For many, a significant period of time has passed since they’ve seen family and loved ones. The upcoming holiday season poses a complex scenario.
“Particularly with the [Pfizer] vaccine news, we’re probably trying to look to get through another six to eight months and then it’s highly likely the next Thanksgiving will be fine,” said Robert Wachter, chair of the Department of Medicine at the University of California, San Francisco. “So you really need to weigh the benefits of doing these things against the small but real possibility that you’ll get sick, and depending on your age and comorbidities, the small possibility that you could die from it.”
Here’s what the experts said they’re planning this holiday season when asked: Are you traveling for the holidays? If so, how? By plane or car?
WACHTER: No and no. I think it’s a scary time and enough of my family is here in San Francisco that we’ve decided to hunker down, but the chances of catching COVID from a single flight is low. The best estimate is about 1 in 5,000, but that varies depending on the probability of people sitting near you having the virus — so as there’s more of a surge nationally, that probability goes up.
GEORGES C. BENJAMIN, executive director of the American Public Health Association: We’re not traveling; we’re going to stay home for Thanksgiving, for sure. It is possible that my kids who live locally — my daughter and her husband, who have been living in our bubble — might join us. We’re all figuring out how we can maintain our bubble. We’re linked and isolated separately. My wife helps with her kids’ homeschooling. Otherwise we’re all working from home and the kids are doing homeschooling.
AARON GLATT, doctor at New York’s Mount Sinai South Nassau hospital and a spokesperson for the Infectious Diseases Society of America (IDSA): I think travel is safe. I work in a hospital essentially full-time so I don’t have the luxury, but I would love to travel. The traveling part isn’t a real danger.
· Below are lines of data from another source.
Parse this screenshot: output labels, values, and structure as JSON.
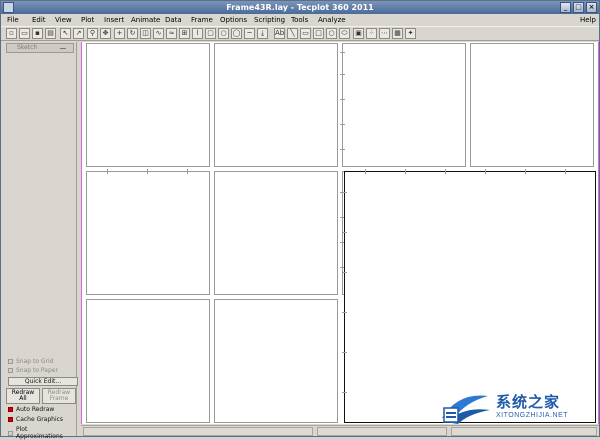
{
  "window": {
    "title": "Frame43R.lay - Tecplot 360 2011"
  },
  "menubar": [
    {
      "label": "File"
    },
    {
      "label": "Edit"
    },
    {
      "label": "View"
    },
    {
      "label": "Plot"
    },
    {
      "label": "Insert"
    },
    {
      "label": "Animate"
    },
    {
      "label": "Data"
    },
    {
      "label": "Frame"
    },
    {
      "label": "Options"
    },
    {
      "label": "Scripting"
    },
    {
      "label": "Tools"
    },
    {
      "label": "Analyze"
    }
  ],
  "help_label": "Help",
  "sidebar": {
    "mode_dropdown": "Sketch",
    "snap_to_grid": "Snap to Grid",
    "snap_to_paper": "Snap to Paper",
    "quick_edit": "Quick Edit...",
    "redraw_all_line1": "Redraw",
    "redraw_all_line2": "All",
    "redraw_frame_line1": "Redraw",
    "redraw_frame_line2": "Frame",
    "auto_redraw": "Auto Redraw",
    "cache_graphics": "Cache Graphics",
    "plot_approximations": "Plot Approximations"
  },
  "watermark": {
    "main": "系统之家",
    "sub": "XITONGZHIJIA.NET"
  },
  "colors": {
    "active_frame": "#111111",
    "paper_edge": "#e065d8",
    "check_on": "#d20000"
  }
}
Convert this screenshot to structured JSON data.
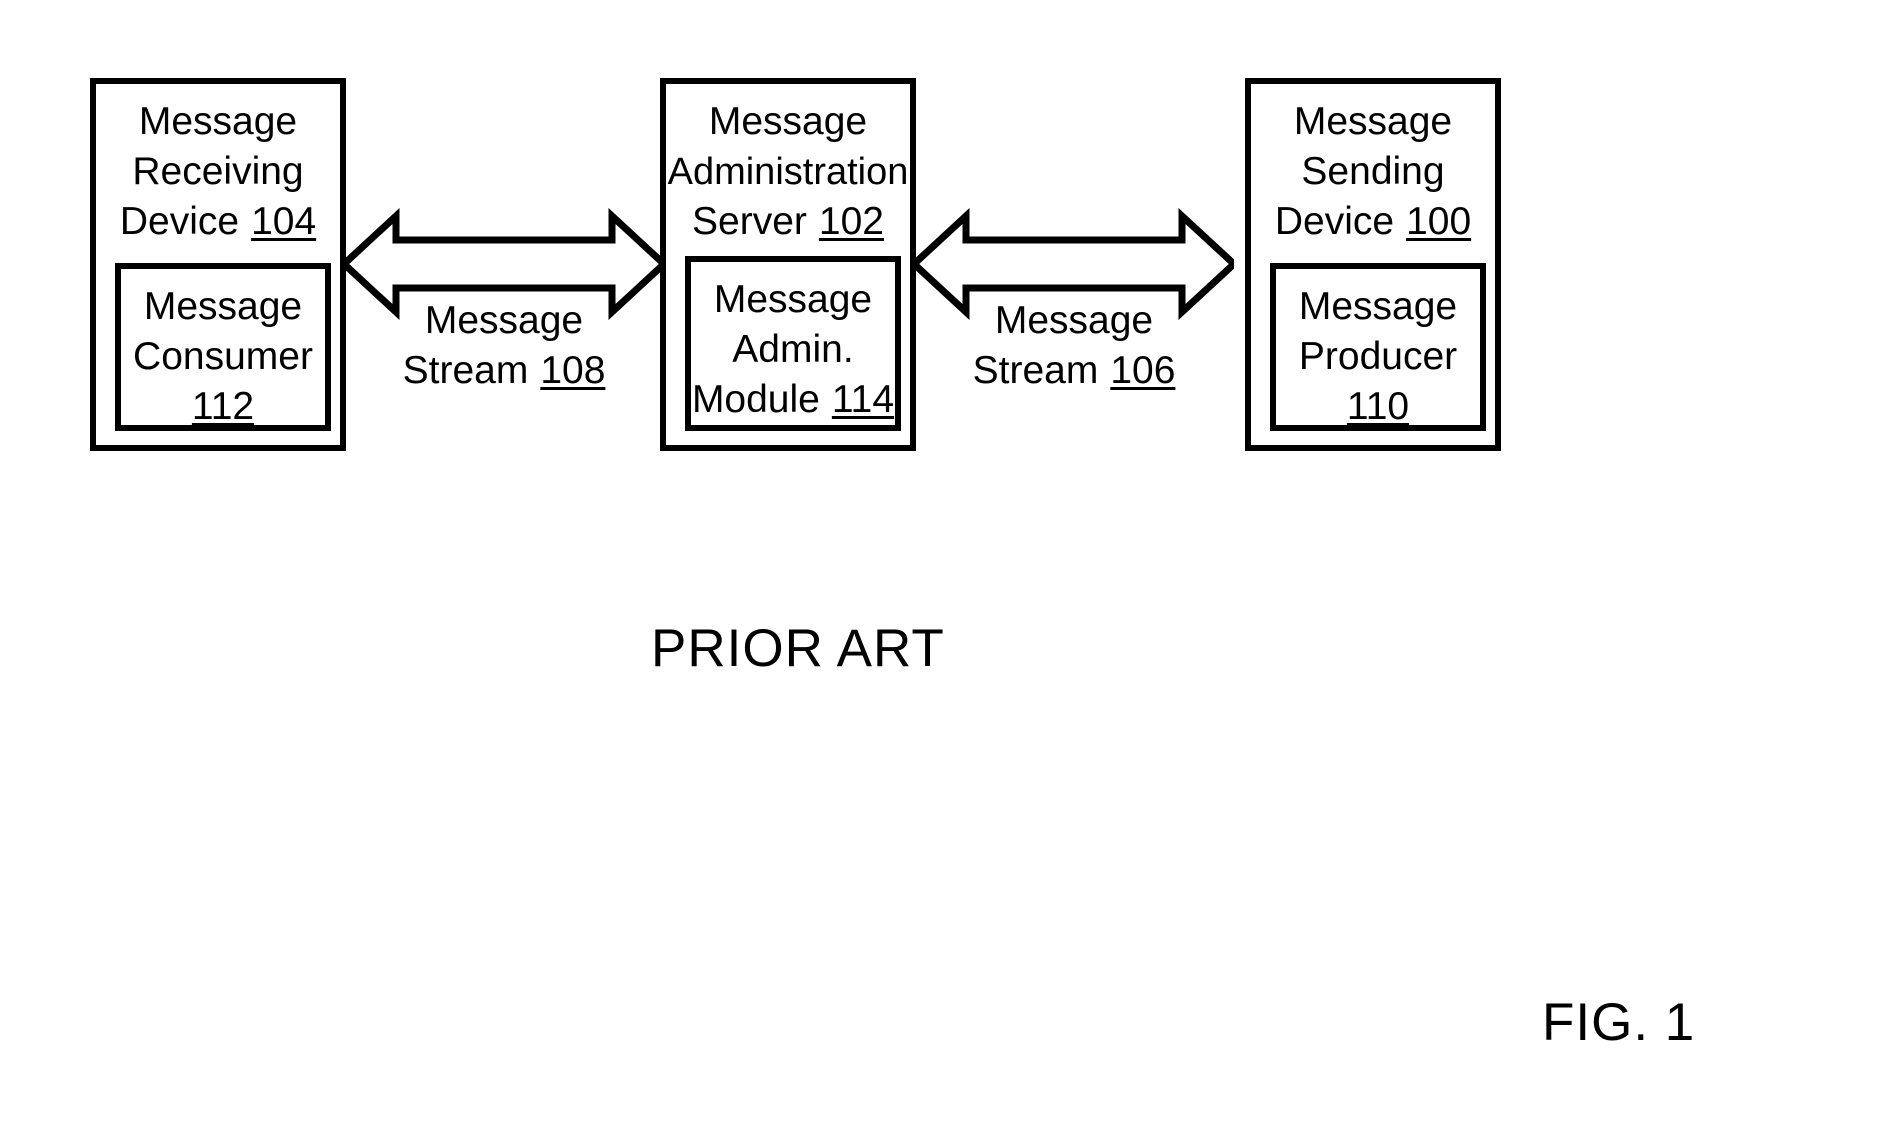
{
  "figure": {
    "prior_art_label": "PRIOR ART",
    "figure_label": "FIG. 1",
    "line_color": "#000000",
    "background_color": "#ffffff"
  },
  "nodes": {
    "receiving_device": {
      "title_line1": "Message",
      "title_line2": "Receiving",
      "title_line3_text": "Device",
      "title_line3_ref": "104",
      "inner": {
        "line1": "Message",
        "line2": "Consumer",
        "ref": "112"
      }
    },
    "administration_server": {
      "title_line1": "Message",
      "title_line2": "Administration",
      "title_line3_text": "Server",
      "title_line3_ref": "102",
      "inner": {
        "line1": "Message",
        "line2": "Admin.",
        "line3_text": "Module",
        "line3_ref": "114"
      }
    },
    "sending_device": {
      "title_line1": "Message",
      "title_line2": "Sending",
      "title_line3_text": "Device",
      "title_line3_ref": "100",
      "inner": {
        "line1": "Message",
        "line2": "Producer",
        "ref": "110"
      }
    }
  },
  "connectors": {
    "left_stream": {
      "line1": "Message",
      "line2_text": "Stream",
      "line2_ref": "108",
      "direction": "bidirectional"
    },
    "right_stream": {
      "line1": "Message",
      "line2_text": "Stream",
      "line2_ref": "106",
      "direction": "bidirectional"
    }
  }
}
If you’re going to an area that’s a high-incident area, that’s a concern. Travel itself is fine. Traveling by car poses minimal risk if the people you travel with are all your family. If you stop at a hotel and it’s sensibly cleaned and you’re not eating in inappropriate settings and if you’re masking and distancing, I don’t think it’s a problem. Probably planes are nowhere near as risky as we originally thought, and if you’re masked and distanced and it’s a relatively short flight, you’re probably fine.
GERARDO CHOWELL, professor of epidemiology at Georgia State University’s School of Public Health: We are not going anywhere, at least for Thanksgiving, and I don’t think for Christmas yet. I think we will wait for the vaccine, but for Thanksgiving I have a brother who lives in New York and he’s planning to visit. So the plan is that he will get a PCR test the day prior or so before traveling to be sure that he is negative. He has been very careful and he’s observing very strict social distancing there so we think it’s going to be OK. He’s going to fly. I think flying is pretty safe if you wear a mask throughout the flight. It looks like it’s pretty safe.
MAIA MAJUMDER, computational epidemiologist at Boston Children’s Hospital and Harvard Medical School: My husband and I are not traveling for the holidays; instead, we will be spending Thanksgiving this year with my parents and my mother-in-law.
What are some things people could do to try to minimize risk over the holidays? Or things they should keep in mind?
ROBERT WACHTER: A lot of it depends on the state of the virus where you are. There’s really no parts of the country that are not getting worse, and the general ground rules now are clear: Inside is bad, large groups are bad, being without masks is bad, singing is worse than talking, no ventilation is bad.
AARON GLATT: The critical thing is to do things distanced. If you’re distanced, it’s definitely better. Obviously, if it’s indoors, then you definitely should be masked. If you can wear a jacket and be outside, do that. When you have indoor things with people without masks, you really have to be distanced.
GERARDO CHOWELL: I would advise to use an air purifier with a UV light. That’s also something that has been recommended by environmental health researchers. If you have a visitor, having a UV light or two in the area where you’ll be spending most of the time with your visitor, and also try to ventilate the rooms as much as possible. I think that can mitigate the concentration of potential viral particles. I think that’s going to be the new normal.